Der strubbelig zerfahrene weisse Bart des greisen Bartholomaios, der bis auf seine Brust reichte und sich im unteren Teil in zwei ausgefranste Zipfel spaltete, wirkte heute noch unordentlicher und dünner als sonst. Das grosse silbern verschlungene Kreuz, das zu seinem schwarzen Mönchsornat gehörte, lugte gerade noch darunter hervor. Seine Augen funkelten heute nicht fröhlich und verschmitzt, sondern er sah mich mit sorgenvollen Blick an.
„Meine Tochter“, sagte er leise, während ich mein Haupt senkte, mich verbeugte und einen Kuss auf seine Hand andeutete. „Ich bringe heute keine guten Nachrichten.“
„Vater Abt“, erwiderte ich, „ich freue mich trotzdem, dass Ihr gekommen seid. Bitte kommt mit zu mir nach Hause. Dort könnt Ihr mir alles erzählen.“ Schweigend gingen wir die kleine Anhöhe hinunter, bogen dann links den kleinen Weg zum Haus ein, und ich spurtete voraus, um dem Geistlichen das klemmende Holzgartentor zu öffnen.

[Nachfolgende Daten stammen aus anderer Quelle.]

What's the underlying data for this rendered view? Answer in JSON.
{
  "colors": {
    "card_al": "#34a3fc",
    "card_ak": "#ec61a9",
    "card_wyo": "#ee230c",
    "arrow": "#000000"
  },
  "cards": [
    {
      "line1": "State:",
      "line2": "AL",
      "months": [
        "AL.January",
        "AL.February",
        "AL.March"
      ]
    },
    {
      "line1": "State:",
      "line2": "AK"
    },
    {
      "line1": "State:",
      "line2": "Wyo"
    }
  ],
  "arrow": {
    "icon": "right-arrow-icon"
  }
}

Kurz darauf bot ich ihm einen Platz am Esstisch im Wohnzimmer und einen Kaffee an. „Achilles ist nicht zu Hause“, sagte ich im Plauderton, meine Neugier unterdrückend, warum er wohl gekommen war. „Er ist auf Geschäftsreise. Ich hoffe, ich kann ebenfalls helfen.“
„Ich wollte zu dir, mein Kind“, erwiderte er, zog seinen schwarzen Kamilavkion mit dem anhängenden Flatterumhang vom Kopf und legte ihn auf den Tisch. Darunter war er außer seinem an den Seiten langen Haupthaar kahlköpfig. Seufzend strich er sich über die Glatze und fuhr fort: „Es geht eigentlich nur dich etwas an. Aber besser wäre es, er wäre hier. Ich möchte dich ungern danach alleine lassen. – Aber ja, bitte, mach uns einen Kaffee. Glyko – so süß wie es geht für heute.“
Ich verschwand in die angrenzende Küche. Auf dem Flur blickte Lada mich fragend an – wie immer rollte sie dabei mit den Augen, was diesmal als Fragezeichen zu verstehen war. Ich zuckte die Schultern als Antwort, während ich ihr schnell zuflüsterte: „Am besten, ihr beiden bleibt eben mal draußen im Garten. Ich weiss auch nicht, worum es geht. Aber mir ist plötzlich so mulmig.“
Kurz darauf betrat ich mit zwei Tassen dampfenden Mokkas und zwei kleinen Schälchen selbst eingelegter Früchte, die in Griechenland traditionell zum Kaffee gereicht werden, das Wohnzimmer. Dem Abt reichte ich seine Tasse, die Süßigkeiten stellte ich ab, meine Tasse behielt ich in der Hand, nippte daran, gespannt und nervös, was er wohl zu sagen hatte. In meinem Magen krampfte es sich kurz zusammen. Irgendetwas war ungewöhnlich. Was würde wohl kommen?